The T-Shirt: A History
The T-shirt is a timeless staple. The silhouette is simplistic and practical. There’s no question that a T-shirt with a pair of Levi jeans is more of an American classic than Diet Coke, and yet it wasn’t until fairly recently that this most valuable player in our extensive arsenal came to be.
The origin of the T-shirt is far from its current status in western society. Originally, the T-shirt was only intended to be worn as an undershirt. Long-johns had previously been a popular choice, but the garment’s buttons were notorious for coming loose. Because of constricting gender norms, single men without the help of wives had trouble sewing buttons back on to their long-johns when they fell off. Instead, they’d use uncomfortable safety pins to fix the problem. In 1904, the T-shirt emerged; it was nicknamed “the bachelor shirt” by many. Seen as a more practical alternative, the T-shirt could be pulled over one’s head and tightened back upon the person’s body by the elasticity in the material. The first T-shirts had wider necks and shorter sleeves than the modern day version and were only ever worn as undergarments, but over time they became a favorite wardrobe piece for all genders.
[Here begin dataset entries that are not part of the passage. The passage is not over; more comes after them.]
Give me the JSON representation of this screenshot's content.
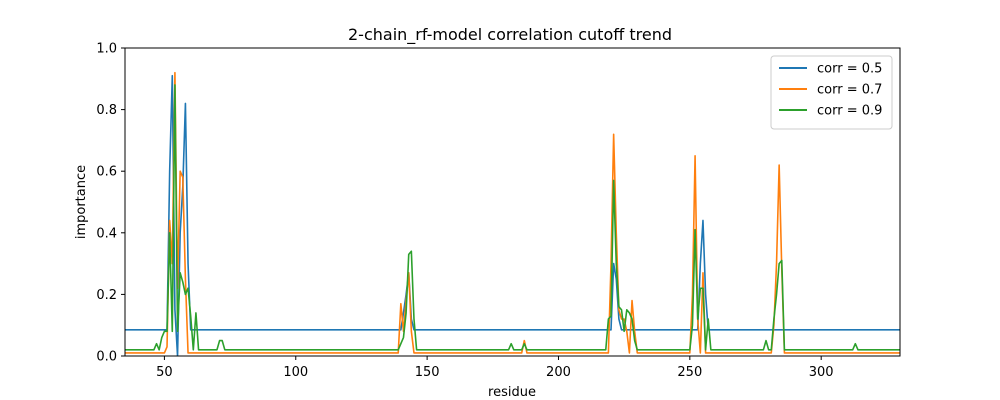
{
  "chart_data": {
    "type": "line",
    "title": "2-chain_rf-model correlation cutoff trend",
    "xlabel": "residue",
    "ylabel": "importance",
    "xlim": [
      35,
      330
    ],
    "ylim": [
      0,
      1.0
    ],
    "xticks": [
      50,
      100,
      150,
      200,
      250,
      300
    ],
    "yticks": [
      0.0,
      0.2,
      0.4,
      0.6,
      0.8,
      1.0
    ],
    "ytick_labels": [
      "0.0",
      "0.2",
      "0.4",
      "0.6",
      "0.8",
      "1.0"
    ],
    "grid": false,
    "legend_position": "top-right",
    "series": [
      {
        "name": "corr = 0.5",
        "color": "#1f77b4",
        "x": [
          35,
          51,
          52,
          53,
          54,
          55,
          56,
          57,
          58,
          59,
          60,
          140,
          141,
          142,
          143,
          144,
          145,
          220,
          221,
          222,
          223,
          224,
          253,
          254,
          255,
          256,
          257,
          330
        ],
        "y": [
          0.085,
          0.085,
          0.6,
          0.91,
          0.15,
          0.0,
          0.4,
          0.55,
          0.82,
          0.3,
          0.085,
          0.085,
          0.14,
          0.2,
          0.27,
          0.12,
          0.085,
          0.085,
          0.3,
          0.25,
          0.12,
          0.085,
          0.085,
          0.3,
          0.44,
          0.2,
          0.085,
          0.085
        ]
      },
      {
        "name": "corr = 0.7",
        "color": "#ff7f0e",
        "x": [
          35,
          50,
          51,
          52,
          53,
          54,
          55,
          56,
          57,
          58,
          59,
          60,
          139,
          140,
          141,
          142,
          143,
          144,
          145,
          186,
          187,
          188,
          219,
          220,
          221,
          222,
          223,
          224,
          225,
          226,
          227,
          228,
          229,
          230,
          250,
          251,
          252,
          253,
          254,
          255,
          256,
          257,
          281,
          282,
          283,
          284,
          285,
          286,
          330
        ],
        "y": [
          0.01,
          0.01,
          0.03,
          0.44,
          0.3,
          0.92,
          0.22,
          0.6,
          0.58,
          0.25,
          0.01,
          0.01,
          0.01,
          0.17,
          0.08,
          0.18,
          0.27,
          0.08,
          0.01,
          0.01,
          0.05,
          0.01,
          0.01,
          0.3,
          0.72,
          0.4,
          0.15,
          0.12,
          0.12,
          0.08,
          0.01,
          0.18,
          0.08,
          0.01,
          0.01,
          0.2,
          0.65,
          0.12,
          0.01,
          0.27,
          0.01,
          0.01,
          0.01,
          0.1,
          0.3,
          0.62,
          0.28,
          0.01,
          0.01
        ]
      },
      {
        "name": "corr = 0.9",
        "color": "#2ca02c",
        "x": [
          35,
          46,
          47,
          48,
          49,
          50,
          51,
          52,
          53,
          54,
          55,
          56,
          57,
          58,
          59,
          60,
          61,
          62,
          63,
          69,
          70,
          71,
          72,
          73,
          137,
          138,
          139,
          140,
          141,
          142,
          143,
          144,
          145,
          146,
          180,
          181,
          182,
          183,
          184,
          185,
          186,
          187,
          188,
          218,
          219,
          220,
          221,
          222,
          223,
          224,
          225,
          226,
          227,
          228,
          229,
          230,
          250,
          251,
          252,
          253,
          254,
          255,
          256,
          257,
          258,
          276,
          277,
          278,
          279,
          280,
          281,
          282,
          283,
          284,
          285,
          286,
          311,
          312,
          313,
          314,
          330
        ],
        "y": [
          0.02,
          0.02,
          0.04,
          0.02,
          0.06,
          0.08,
          0.08,
          0.4,
          0.08,
          0.88,
          0.08,
          0.27,
          0.24,
          0.2,
          0.22,
          0.13,
          0.02,
          0.14,
          0.02,
          0.02,
          0.02,
          0.05,
          0.05,
          0.02,
          0.02,
          0.02,
          0.02,
          0.04,
          0.06,
          0.14,
          0.33,
          0.34,
          0.12,
          0.02,
          0.02,
          0.02,
          0.04,
          0.02,
          0.02,
          0.02,
          0.02,
          0.04,
          0.02,
          0.02,
          0.12,
          0.13,
          0.57,
          0.3,
          0.16,
          0.15,
          0.08,
          0.15,
          0.14,
          0.12,
          0.05,
          0.02,
          0.02,
          0.1,
          0.41,
          0.12,
          0.22,
          0.22,
          0.02,
          0.12,
          0.02,
          0.02,
          0.02,
          0.02,
          0.05,
          0.02,
          0.02,
          0.12,
          0.2,
          0.3,
          0.31,
          0.02,
          0.02,
          0.02,
          0.04,
          0.02,
          0.02
        ]
      }
    ]
  }
}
Soon after its introduction, the US Navy caught onto the new design and ordered the garment for their troops to wear under their uniforms, increasing the popularity of the simple cotton item. It wasn’t until the publication of This Side of Paradise by F. Scott Fitzgerald that the T-shirt was given its current name based on its shape and structure.
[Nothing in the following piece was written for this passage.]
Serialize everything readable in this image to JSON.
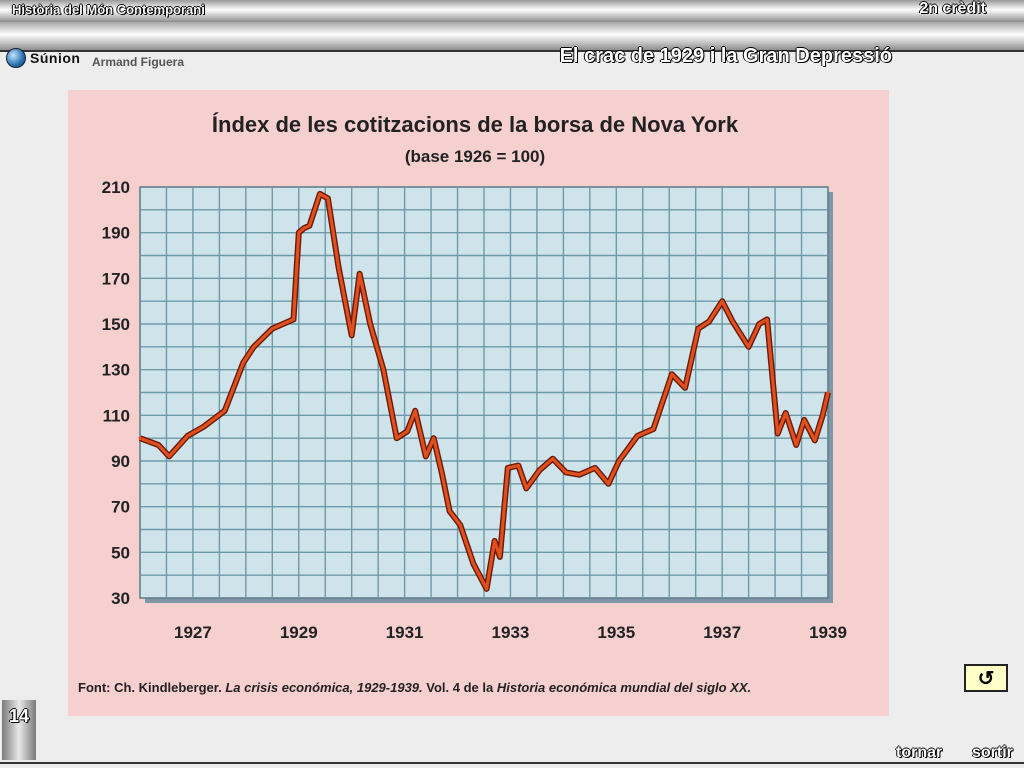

The transition between the wearability of the T-shirt from an undergarment for men to a visible part of their wardrobe is quite blurry. But by the 1940s, T-shirts were everywhere. They had become common-place in high schools across the country. Teenagers had closets full of colorful favorites adorned with fringe and patches, while most adults still wore them as undershirts, preferring their buttoned frocks. “We have been slow to realize that the high school crowd needs to sit in with us, with all their jive talk, their ‘T’ shirts and ‘sloppy joes,’” Survey Graphic wrote in 1944, defining younger people by their fashion choices. In July 1942, LIFE Magazine debuted its first cover featuring a graphic tee, reading “Air Corps Gunnery School” with a winged rodent sitting on a cloud pictured in between the text and a man wearing a fishing hat and carrying a machine gun.
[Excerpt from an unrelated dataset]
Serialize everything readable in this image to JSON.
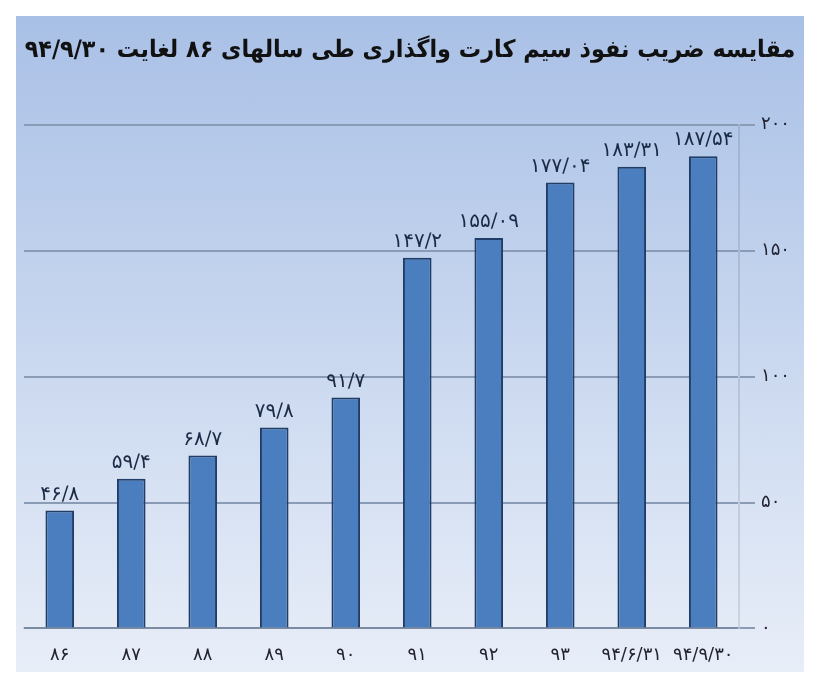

The entire country slowly drifted from suits and fedoras to the classic T-shirt and jeans—the US symbol of comfort that other cultures around the world soon also adopted. But this trend wasn’t just for men. As button-up shirts were slowly done away with, so were fancy blouses and dresses. TIME Magazine quoted from the San Francisco Call and Post that “once a woman has known the joys and comfort of unrestricted movement, she will be very loath to go back to trailing cumbersome skirts.” The T-shirt marked the start of androgynous fashion, overlapping into the 60s and 70s and continuing to influence the gender-nonconforming timeless staples that walk the streets and runway today.